Skip to main content
Objects and Dashboard from Mass Digitization

Automation in Mass Digitization Projects

By Luis J. Villanueva on Mon, 09/28/2020 - 09:30

The Mass Digitization projects of the Digitization Program Office (DPO) created millions of images, many of which are now available under Open Access. The scale of each project resulted in a time-consuming process of keeping track of the progress of each file, find problems, and fix errors. In the last couple of years, we have moved to data-centric approaches for our workflows, where we use automated tools to collect detailed data from each project and to keep track of each file, errors, and create reports of these projects.

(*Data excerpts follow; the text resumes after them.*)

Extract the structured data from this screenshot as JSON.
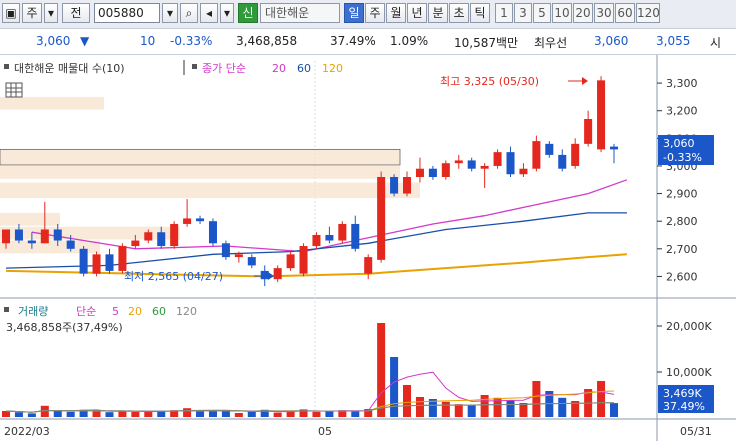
{
  "toolbar": {
    "mode_label": "주",
    "jeon_label": "전",
    "code_value": "005880",
    "shin_label": "신",
    "stock_name": "대한해운",
    "period_tabs": [
      "일",
      "주",
      "월",
      "년",
      "분",
      "초",
      "틱"
    ],
    "interval_tabs": [
      "1",
      "3",
      "5",
      "10",
      "20",
      "30",
      "60",
      "120"
    ],
    "active_period": "일"
  },
  "quote": {
    "price": "3,060",
    "change": "10",
    "change_pct": "-0.33%",
    "volume": "3,468,858",
    "vol_ratio": "37.49%",
    "turnover": "1.09%",
    "amount": "10,587백만",
    "best_label": "최우선",
    "best_sell": "3,060",
    "best_buy": "3,055",
    "extra": "시"
  },
  "price_legend": {
    "title": "대한해운 매물대 수(10)",
    "ma_label": "종가 단순",
    "ma_periods": [
      "20",
      "60",
      "120"
    ]
  },
  "annotations": {
    "high": "최고 3,325 (05/30)",
    "low": "최저 2,565 (04/27)"
  },
  "price_axis": {
    "ticks": [
      "3,300",
      "3,200",
      "3,100",
      "3,000",
      "2,900",
      "2,800",
      "2,700",
      "2,600"
    ],
    "current_price": "3,060",
    "current_pct": "-0.33%"
  },
  "volume_legend": {
    "title": "거래량",
    "ma_label": "단순",
    "ma_periods": [
      "5",
      "20",
      "60",
      "120"
    ],
    "summary": "3,468,858주(37,49%)"
  },
  "volume_axis": {
    "ticks": [
      "20,000K",
      "10,000K"
    ],
    "current_volume": "3,469K",
    "current_pct": "37.49%"
  },
  "date_axis": {
    "labels": [
      "2022/03",
      "05",
      "05/31"
    ]
  },
  "colors": {
    "up": "#e4281e",
    "down": "#1b57c9",
    "ma20": "#d23ac8",
    "ma60": "#1a4fa8",
    "ma120": "#e8a300"
  },
  "chart_data": {
    "type": "candlestick",
    "price_range": [
      2540,
      3380
    ],
    "volume_range": [
      0,
      25000
    ],
    "volume_unit": "K",
    "candles": [
      {
        "o": 2720,
        "h": 2770,
        "l": 2700,
        "c": 2770,
        "v": 1500
      },
      {
        "o": 2770,
        "h": 2790,
        "l": 2720,
        "c": 2730,
        "v": 1200
      },
      {
        "o": 2730,
        "h": 2760,
        "l": 2700,
        "c": 2720,
        "v": 900
      },
      {
        "o": 2720,
        "h": 2870,
        "l": 2720,
        "c": 2770,
        "v": 2800
      },
      {
        "o": 2770,
        "h": 2790,
        "l": 2710,
        "c": 2730,
        "v": 1600
      },
      {
        "o": 2730,
        "h": 2750,
        "l": 2690,
        "c": 2700,
        "v": 1300
      },
      {
        "o": 2700,
        "h": 2710,
        "l": 2600,
        "c": 2610,
        "v": 1800
      },
      {
        "o": 2610,
        "h": 2690,
        "l": 2600,
        "c": 2680,
        "v": 1400
      },
      {
        "o": 2680,
        "h": 2700,
        "l": 2610,
        "c": 2620,
        "v": 1200
      },
      {
        "o": 2620,
        "h": 2720,
        "l": 2610,
        "c": 2710,
        "v": 1500
      },
      {
        "o": 2710,
        "h": 2750,
        "l": 2700,
        "c": 2730,
        "v": 1300
      },
      {
        "o": 2730,
        "h": 2770,
        "l": 2720,
        "c": 2760,
        "v": 1400
      },
      {
        "o": 2760,
        "h": 2780,
        "l": 2700,
        "c": 2710,
        "v": 1500
      },
      {
        "o": 2710,
        "h": 2800,
        "l": 2700,
        "c": 2790,
        "v": 1700
      },
      {
        "o": 2790,
        "h": 2880,
        "l": 2780,
        "c": 2810,
        "v": 2200
      },
      {
        "o": 2810,
        "h": 2820,
        "l": 2790,
        "c": 2800,
        "v": 1400
      },
      {
        "o": 2800,
        "h": 2810,
        "l": 2710,
        "c": 2720,
        "v": 1600
      },
      {
        "o": 2720,
        "h": 2730,
        "l": 2660,
        "c": 2670,
        "v": 1500
      },
      {
        "o": 2670,
        "h": 2690,
        "l": 2650,
        "c": 2680,
        "v": 1000
      },
      {
        "o": 2670,
        "h": 2680,
        "l": 2630,
        "c": 2640,
        "v": 1300
      },
      {
        "o": 2620,
        "h": 2640,
        "l": 2565,
        "c": 2590,
        "v": 1800
      },
      {
        "o": 2590,
        "h": 2640,
        "l": 2580,
        "c": 2630,
        "v": 1100
      },
      {
        "o": 2630,
        "h": 2690,
        "l": 2620,
        "c": 2680,
        "v": 1500
      },
      {
        "o": 2610,
        "h": 2720,
        "l": 2600,
        "c": 2710,
        "v": 1900
      },
      {
        "o": 2710,
        "h": 2760,
        "l": 2700,
        "c": 2750,
        "v": 1300
      },
      {
        "o": 2750,
        "h": 2780,
        "l": 2720,
        "c": 2730,
        "v": 1400
      },
      {
        "o": 2730,
        "h": 2800,
        "l": 2720,
        "c": 2790,
        "v": 1700
      },
      {
        "o": 2790,
        "h": 2820,
        "l": 2690,
        "c": 2700,
        "v": 1400
      },
      {
        "o": 2610,
        "h": 2680,
        "l": 2590,
        "c": 2670,
        "v": 2000
      },
      {
        "o": 2660,
        "h": 2980,
        "l": 2650,
        "c": 2960,
        "v": 23500
      },
      {
        "o": 2960,
        "h": 2970,
        "l": 2890,
        "c": 2900,
        "v": 15000
      },
      {
        "o": 2900,
        "h": 2980,
        "l": 2890,
        "c": 2960,
        "v": 8000
      },
      {
        "o": 2960,
        "h": 3030,
        "l": 2940,
        "c": 2990,
        "v": 5000
      },
      {
        "o": 2990,
        "h": 3000,
        "l": 2950,
        "c": 2960,
        "v": 4500
      },
      {
        "o": 2960,
        "h": 3020,
        "l": 2950,
        "c": 3010,
        "v": 3800
      },
      {
        "o": 3010,
        "h": 3040,
        "l": 2990,
        "c": 3020,
        "v": 3200
      },
      {
        "o": 3020,
        "h": 3030,
        "l": 2980,
        "c": 2990,
        "v": 3000
      },
      {
        "o": 2990,
        "h": 3010,
        "l": 2920,
        "c": 3000,
        "v": 5500
      },
      {
        "o": 3000,
        "h": 3060,
        "l": 2990,
        "c": 3050,
        "v": 4800
      },
      {
        "o": 3050,
        "h": 3070,
        "l": 2960,
        "c": 2970,
        "v": 4200
      },
      {
        "o": 2970,
        "h": 3010,
        "l": 2960,
        "c": 2990,
        "v": 3500
      },
      {
        "o": 2990,
        "h": 3110,
        "l": 2980,
        "c": 3090,
        "v": 9000
      },
      {
        "o": 3080,
        "h": 3090,
        "l": 3030,
        "c": 3040,
        "v": 6500
      },
      {
        "o": 3040,
        "h": 3060,
        "l": 2980,
        "c": 2990,
        "v": 4800
      },
      {
        "o": 3000,
        "h": 3100,
        "l": 2990,
        "c": 3080,
        "v": 4000
      },
      {
        "o": 3080,
        "h": 3200,
        "l": 3070,
        "c": 3170,
        "v": 7000
      },
      {
        "o": 3060,
        "h": 3325,
        "l": 3050,
        "c": 3310,
        "v": 9000
      },
      {
        "o": 3070,
        "h": 3080,
        "l": 3010,
        "c": 3060,
        "v": 3469
      }
    ],
    "ma20": [
      [
        2,
        2760
      ],
      [
        10,
        2700
      ],
      [
        17,
        2710
      ],
      [
        23,
        2690
      ],
      [
        29,
        2750
      ],
      [
        33,
        2790
      ],
      [
        37,
        2820
      ],
      [
        41,
        2860
      ],
      [
        45,
        2900
      ],
      [
        48,
        2950
      ]
    ],
    "ma60": [
      [
        0,
        2630
      ],
      [
        8,
        2640
      ],
      [
        16,
        2680
      ],
      [
        22,
        2690
      ],
      [
        28,
        2720
      ],
      [
        34,
        2770
      ],
      [
        40,
        2800
      ],
      [
        45,
        2830
      ],
      [
        48,
        2830
      ]
    ],
    "ma120": [
      [
        0,
        2620
      ],
      [
        10,
        2610
      ],
      [
        20,
        2600
      ],
      [
        28,
        2610
      ],
      [
        34,
        2630
      ],
      [
        40,
        2650
      ],
      [
        45,
        2670
      ],
      [
        48,
        2680
      ]
    ],
    "supply_zones": [
      {
        "low": 3200,
        "high": 3250,
        "width": 0.26
      },
      {
        "low": 3000,
        "high": 3060,
        "width": 1.0
      },
      {
        "low": 2950,
        "high": 3000,
        "width": 1.0
      },
      {
        "low": 2880,
        "high": 2940,
        "width": 1.05
      },
      {
        "low": 2780,
        "high": 2830,
        "width": 0.15
      },
      {
        "low": 2730,
        "high": 2780,
        "width": 0.45
      },
      {
        "low": 2680,
        "high": 2730,
        "width": 0.25
      }
    ]
  }
}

Previously, the progress in each project was tracked in manually edited spreadsheets. We depended on the validation checks and reports by the Smithsonian Digital Asset Management System (DAMS), where all the images are stored. This made it easy to lose track of the progress made in some projects; when thousands of images are created every day, the data becomes outdated very fast.

The images produced in each project are verified in case they do not meet the project requirements. These checks were only possible when the images were ingested in the DAMS. Whenever there was an issue, it would create more work for our colleagues in the DAMS team and remediation could take a while to coordinate. For example, remediation of objects that had already been moved to storage added more complexity to the project.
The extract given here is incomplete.